Дмитрий впервые видел Юсупова таким, и ему становилось жалко его, не себя – несчастного, растерзанного, полуживого, а его – Феликса хотелось прижать к себе сильно, пожалеть, но у него не было на это сил.
А сейчас Дмитрий видел, как из снежной привокзальной мглы выходили две фигуры, у одной из которых не было рук и головы, и направлялись к автомобилю.
И это уже после того, как переехали Обводный и двинулись в сторону Гороховой, выяснилось, что сжечь удалось только воротник и рукава шубы Григория Ефимовича, а остальное не влезло в печь, и Сухотину пришлось вновь напялить ее на себя, отчего ему снова сделалось нехорошо, потому как, по его словам, озверевший дух шубы Распутина якобы накинулся на него с новыми силами и страшно надругался над ним.
Сначала Сергей Михайлович метался и стонал, но вскоре задремал на зад-нем сиденье и до дома № 64 по Гороховой улице доехали в полном молчании.
Остановились у ворот.
Поступить именно так попросил Феликс в том случае, если шубу не удастся уничтожить. Он долго объяснял, что подобным образом они создадут видимость, будто Распутин вернулся домой и пропал уже после того, как уехал автомобиль.
Дмитрий Павлович слушал его и ему казалось, что бедный Феликс начитался книг о Шерлоке Холмсе и Нате Пинкертоне и теперь бредит… несчастный.
…с трудом добудились поручика Сухотина.
…высадили его из машины.
…доехали до ближайшей подворотни и стали ждать.

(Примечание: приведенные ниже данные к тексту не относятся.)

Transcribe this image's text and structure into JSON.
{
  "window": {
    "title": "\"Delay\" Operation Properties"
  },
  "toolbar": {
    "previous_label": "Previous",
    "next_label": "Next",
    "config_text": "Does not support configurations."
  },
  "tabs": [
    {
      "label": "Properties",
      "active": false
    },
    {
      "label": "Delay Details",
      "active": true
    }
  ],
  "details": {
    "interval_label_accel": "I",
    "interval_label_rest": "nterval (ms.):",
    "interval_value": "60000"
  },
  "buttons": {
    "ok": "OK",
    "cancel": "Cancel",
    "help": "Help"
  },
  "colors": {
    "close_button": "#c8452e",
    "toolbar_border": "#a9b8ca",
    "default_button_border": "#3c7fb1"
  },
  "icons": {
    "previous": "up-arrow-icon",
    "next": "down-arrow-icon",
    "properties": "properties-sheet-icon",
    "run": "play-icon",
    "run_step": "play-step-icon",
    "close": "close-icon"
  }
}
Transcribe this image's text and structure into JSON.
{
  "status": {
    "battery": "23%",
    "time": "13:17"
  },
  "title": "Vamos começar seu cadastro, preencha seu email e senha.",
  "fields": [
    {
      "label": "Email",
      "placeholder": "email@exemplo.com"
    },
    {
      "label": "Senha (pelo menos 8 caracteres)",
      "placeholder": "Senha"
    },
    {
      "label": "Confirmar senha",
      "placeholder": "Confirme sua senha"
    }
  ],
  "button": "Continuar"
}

…как Юсупов просил, так и сделали.
С трудом разбирая дорогу, Сергей Михайлович вошел во двор. Огляделся по сторонам, – свет в дворницкой не горел. Открыл дверь лестницы черного хода и вошел в предбанник, откуда ступени круто уходили вверх.
Прежде чем сесть на одну из них, его по-прежнему клонило в сон, он снял с себя шубу, точнее, то, что от нее осталось после неудачной попытки ее сожжения, и прислонил к перилам рядом с собой.
Морфий все еще продолжал действовать.